Geological suitability and monitoring
Injecting CO2 underground is a well-established technology taken from oil and gas industry experience. However, each CO2 storage site is geologically unique and must be investigated for its suitability and long-term security. The ongoing monitoring of storage sites is also important, to ensure the CO2 remains contained in the geological formation as predicted, and to measure and report any anomalies.
More research is needed to identify and expand our knowledge on which geological formations are most suitable for permanent storage and how we go about effectively monitoring CO2 movement - both deep underground and in the marine environment.
Land and marine research
We are involved in a number of research projects, both on land and in the marine environment. These projects will see the advancement of our understanding of CO2 behaviour in geological formations, and investigate suitable technologies to monitor CCS sites.

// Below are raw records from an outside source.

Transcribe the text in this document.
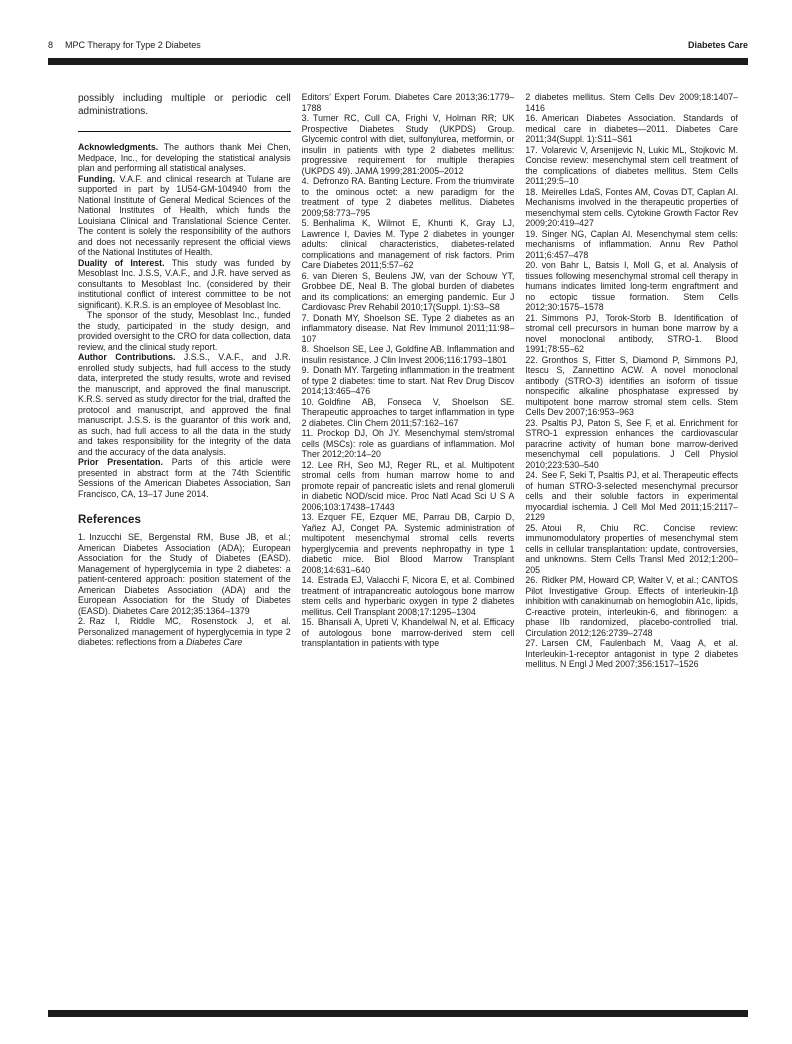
8 MPC Therapy for Type 2 Diabetes	Diabetes Care

possibly including multiple or periodic cell administrations.

Acknowledgments. The authors thank Mei Chen, Medpace, Inc., for developing the statistical analysis plan and performing all statistical analyses.

Funding. V.A.F. and clinical research at Tulane are supported in part by 1U54-GM-104940 from the National Institute of General Medical Sciences of the National Institutes of Health, which funds the Louisiana Clinical and Translational Science Center. The content is solely the responsibility of the authors and does not necessarily represent the official views of the National Institutes of Health.

Duality of Interest. This study was funded by Mesoblast Inc. J.S.S, V.A.F., and J.R. have served as consultants to Mesoblast Inc. (considered by their institutional conflict of interest committee to be not significant). K.R.S. is an employee of Mesoblast Inc.

The sponsor of the study, Mesoblast Inc., funded the study, participated in the study design, and provided oversight to the CRO for data collection, data review, and the clinical study report.

Author Contributions. J.S.S., V.A.F., and J.R. enrolled study subjects, had full access to the study data, interpreted the study results, wrote and revised the manuscript, and approved the final manuscript. K.R.S. served as study director for the trial, drafted the protocol and manuscript, and approved the final manuscript. J.S.S. is the guarantor of this work and, as such, had full access to all the data in the study and takes responsibility for the integrity of the data and the accuracy of the data analysis.

Prior Presentation. Parts of this article were presented in abstract form at the 74th Scientific Sessions of the American Diabetes Association, San Francisco, CA, 13–17 June 2014.

References

1. Inzucchi SE, Bergenstal RM, Buse JB, et al.; American Diabetes Association (ADA); European Association for the Study of Diabetes (EASD). Management of hyperglycemia in type 2 diabetes: a patient-centered approach: position statement of the American Diabetes Association (ADA) and the European Association for the Study of Diabetes (EASD). Diabetes Care 2012;35:1364–1379

2. Raz I, Riddle MC, Rosenstock J, et al. Personalized management of hyperglycemia in type 2 diabetes: reflections from a Diabetes Care

Editors’ Expert Forum. Diabetes Care 2013;36:1779–1788

3. Turner RC, Cull CA, Frighi V, Holman RR; UK Prospective Diabetes Study (UKPDS) Group. Glycemic control with diet, sulfonylurea, metformin, or insulin in patients with type 2 diabetes mellitus: progressive requirement for multiple therapies (UKPDS 49). JAMA 1999;281:2005–2012

4. Defronzo RA. Banting Lecture. From the triumvirate to the ominous octet: a new paradigm for the treatment of type 2 diabetes mellitus. Diabetes 2009;58:773–795

5. Benhalima K, Wilmot E, Khunti K, Gray LJ, Lawrence I, Davies M. Type 2 diabetes in younger adults: clinical characteristics, diabetes-related complications and management of risk factors. Prim Care Diabetes 2011;5:57–62

6. van Dieren S, Beulens JW, van der Schouw YT, Grobbee DE, Neal B. The global burden of diabetes and its complications: an emerging pandemic. Eur J Cardiovasc Prev Rehabil 2010;17(Suppl. 1):S3–S8

7. Donath MY, Shoelson SE. Type 2 diabetes as an inflammatory disease. Nat Rev Immunol 2011;11:98–107

8. Shoelson SE, Lee J, Goldfine AB. Inflammation and insulin resistance. J Clin Invest 2006;116:1793–1801

9. Donath MY. Targeting inflammation in the treatment of type 2 diabetes: time to start. Nat Rev Drug Discov 2014;13:465–476

10. Goldfine AB, Fonseca V, Shoelson SE. Therapeutic approaches to target inflammation in type 2 diabetes. Clin Chem 2011;57:162–167

11. Prockop DJ, Oh JY. Mesenchymal stem/stromal cells (MSCs): role as guardians of inflammation. Mol Ther 2012;20:14–20

12. Lee RH, Seo MJ, Reger RL, et al. Multipotent stromal cells from human marrow home to and promote repair of pancreatic islets and renal glomeruli in diabetic NOD/scid mice. Proc Natl Acad Sci U S A 2006;103:17438–17443

13. Ezquer FE, Ezquer ME, Parrau DB, Carpio D, Yañez AJ, Conget PA. Systemic administration of multipotent mesenchymal stromal cells reverts hyperglycemia and prevents nephropathy in type 1 diabetic mice. Biol Blood Marrow Transplant 2008;14:631–640

14. Estrada EJ, Valacchi F, Nicora E, et al. Combined treatment of intrapancreatic autologous bone marrow stem cells and hyperbaric oxygen in type 2 diabetes mellitus. Cell Transplant 2008;17:1295–1304

15. Bhansali A, Upreti V, Khandelwal N, et al. Efficacy of autologous bone marrow-derived stem cell transplantation in patients with type

2 diabetes mellitus. Stem Cells Dev 2009;18:1407–1416

16. American Diabetes Association. Standards of medical care in diabetes—2011. Diabetes Care 2011;34(Suppl. 1):S11–S61

17. Volarevic V, Arsenijevic N, Lukic ML, Stojkovic M. Concise review: mesenchymal stem cell treatment of the complications of diabetes mellitus. Stem Cells 2011;29:5–10

18. Meirelles LdaS, Fontes AM, Covas DT, Caplan AI. Mechanisms involved in the therapeutic properties of mesenchymal stem cells. Cytokine Growth Factor Rev 2009;20:419–427

19. Singer NG, Caplan AI. Mesenchymal stem cells: mechanisms of inflammation. Annu Rev Pathol 2011;6:457–478

20. von Bahr L, Batsis I, Moll G, et al. Analysis of tissues following mesenchymal stromal cell therapy in humans indicates limited long-term engraftment and no ectopic tissue formation. Stem Cells 2012;30:1575–1578

21. Simmons PJ, Torok-Storb B. Identification of stromal cell precursors in human bone marrow by a novel monoclonal antibody, STRO-1. Blood 1991;78:55–62

22. Gronthos S, Fitter S, Diamond P, Simmons PJ, Itescu S, Zannettino ACW. A novel monoclonal antibody (STRO-3) identifies an isoform of tissue nonspecific alkaline phosphatase expressed by multipotent bone marrow stromal stem cells. Stem Cells Dev 2007;16:953–963

23. Psaltis PJ, Paton S, See F, et al. Enrichment for STRO-1 expression enhances the cardiovascular paracrine activity of human bone marrow-derived mesenchymal cell populations. J Cell Physiol 2010;223:530–540

24. See F, Seki T, Psaltis PJ, et al. Therapeutic effects of human STRO-3-selected mesenchymal precursor cells and their soluble factors in experimental myocardial ischemia. J Cell Mol Med 2011;15:2117–2129

25. Atoui R, Chiu RC. Concise review: immunomodulatory properties of mesenchymal stem cells in cellular transplantation: update, controversies, and unknowns. Stem Cells Transl Med 2012;1:200–205

26. Ridker PM, Howard CP, Walter V, et al.; CANTOS Pilot Investigative Group. Effects of interleukin-1β inhibition with canakinumab on hemoglobin A1c, lipids, C-reactive protein, interleukin-6, and fibrinogen: a phase IIb randomized, placebo-controlled trial. Circulation 2012;126:2739–2748

27. Larsen CM, Faulenbach M, Vaag A, et al. Interleukin-1-receptor antagonist in type 2 diabetes mellitus. N Engl J Med 2007;356:1517–1526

In Western Australia, we are working closely with the Department of Mines, Industry Regulation and Safety to complete a number of in-situ tests. These studies will expand our understanding of the storage capacity and containment potential of a geology type not currently considered in the CCS portfolio.
In Victoria, we are completing a number of projects funded by the Commonwealth Government's Australian National Low Emissions Coal Research and Development initiative (ANLEC R&D). This work includes leading the marine component of GipNet, which is intended to undertake research to improve methods for the environmental components of measurement, monitoring and verification (MMV) in marine coastal CCS projects.
The research outcomes will help to provide certainty to regulators and the community about CCS and its operation in the environment.